From my lecture this week:
- Buddha
articulated the second noble truth, the truth of Tanha (thirst,
craving, unsatisfied longing, the will to live).
- Buddhists
often use the analogy of a flame to describe the burning desire of Tanha.
- Tanha is also a thirst for attachment, ideals, views,
opinions, theories, conceptions, beliefs
I am sitting at FIU taking a short break. I realize that my date with a very nice person last week caused me to open a little window of hope
in my heart for a romantic attachment, and it quickly released an emotional
floodgate, ultimately resulting in depression. It has been a rough week. Now I
have to put the genie back into the bottle = let go of any attachment to
outcomes and embrace being alone again, or non-attachment.

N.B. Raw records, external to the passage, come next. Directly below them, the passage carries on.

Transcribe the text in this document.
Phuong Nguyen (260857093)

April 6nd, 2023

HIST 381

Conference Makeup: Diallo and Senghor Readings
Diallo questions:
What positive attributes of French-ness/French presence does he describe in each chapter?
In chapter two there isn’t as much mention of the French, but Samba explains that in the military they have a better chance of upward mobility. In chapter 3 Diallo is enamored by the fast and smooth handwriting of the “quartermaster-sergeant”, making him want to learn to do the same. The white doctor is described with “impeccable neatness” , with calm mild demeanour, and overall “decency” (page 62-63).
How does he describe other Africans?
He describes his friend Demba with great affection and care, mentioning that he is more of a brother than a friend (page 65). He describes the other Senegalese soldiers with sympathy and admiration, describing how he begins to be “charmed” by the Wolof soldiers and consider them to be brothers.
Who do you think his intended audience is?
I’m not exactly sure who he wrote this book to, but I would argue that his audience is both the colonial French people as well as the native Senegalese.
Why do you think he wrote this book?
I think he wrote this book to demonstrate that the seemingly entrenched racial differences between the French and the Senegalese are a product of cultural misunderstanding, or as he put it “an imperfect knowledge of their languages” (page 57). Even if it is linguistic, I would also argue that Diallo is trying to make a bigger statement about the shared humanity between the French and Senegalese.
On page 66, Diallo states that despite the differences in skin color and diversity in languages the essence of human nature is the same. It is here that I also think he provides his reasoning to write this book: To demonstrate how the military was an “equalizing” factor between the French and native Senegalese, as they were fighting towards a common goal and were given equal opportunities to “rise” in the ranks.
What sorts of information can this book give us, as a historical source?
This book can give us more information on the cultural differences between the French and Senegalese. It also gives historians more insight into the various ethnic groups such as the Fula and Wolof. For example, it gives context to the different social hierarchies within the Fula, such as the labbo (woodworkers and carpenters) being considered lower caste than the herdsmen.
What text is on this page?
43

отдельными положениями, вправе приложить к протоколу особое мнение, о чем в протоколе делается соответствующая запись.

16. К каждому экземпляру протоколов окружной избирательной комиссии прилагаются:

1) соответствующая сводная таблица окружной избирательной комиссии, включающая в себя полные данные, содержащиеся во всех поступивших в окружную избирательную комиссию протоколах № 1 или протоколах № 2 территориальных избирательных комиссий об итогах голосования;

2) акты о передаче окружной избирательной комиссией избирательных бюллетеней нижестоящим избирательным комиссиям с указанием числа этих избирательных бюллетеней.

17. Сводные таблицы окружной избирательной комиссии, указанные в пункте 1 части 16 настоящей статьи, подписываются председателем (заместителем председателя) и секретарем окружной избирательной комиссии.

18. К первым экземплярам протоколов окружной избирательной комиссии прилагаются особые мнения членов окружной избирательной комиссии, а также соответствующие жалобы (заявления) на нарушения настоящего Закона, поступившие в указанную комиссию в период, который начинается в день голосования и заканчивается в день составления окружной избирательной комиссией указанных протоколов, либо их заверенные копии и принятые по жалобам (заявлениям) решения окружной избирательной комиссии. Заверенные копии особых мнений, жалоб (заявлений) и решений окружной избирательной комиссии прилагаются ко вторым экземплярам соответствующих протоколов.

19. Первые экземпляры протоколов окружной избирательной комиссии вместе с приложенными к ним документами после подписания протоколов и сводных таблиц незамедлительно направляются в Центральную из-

I have already gone through an excruciating process of
letting go of my attachment to “ideals, views, opinions, theories, conceptions,
beliefs” as well as ministry and mission. What else? My own personal “hero myth”? …. The Christian missionary action figure who saves the world …. (sigh …smh).
I have to let the thirst for attachment die in me …. How can
I reprocess that? How can I change my focus?
This is good, I never thought that Buddhism could be so
helpful for me on a personal level.
This reminds me of the conversation between Jesus and a Samaritan woman in the gospel of John, chapter 4
10 Jesus answered her, “If you knew the gift of God
and who it is that asks you for a drink, you would have asked him and he would
have given you living water.”
11 “Sir,”
the woman said, “you have nothing to draw with and the well is deep. Where can
you get this living water? 12 Are you greater than our father Jacob, who gave us the well and drank from it himself, as
did also his sons and his livestock?”
13 Jesus
answered, “Everyone who drinks this water will be thirsty again, 14 but whoever drinks the
water I give them will never thirst. Indeed, the water I give them
will become in them a spring of water welling up to eternal life.”
Maybe there is more I need to learn about the living water
which should, theoretically, be springing up within me.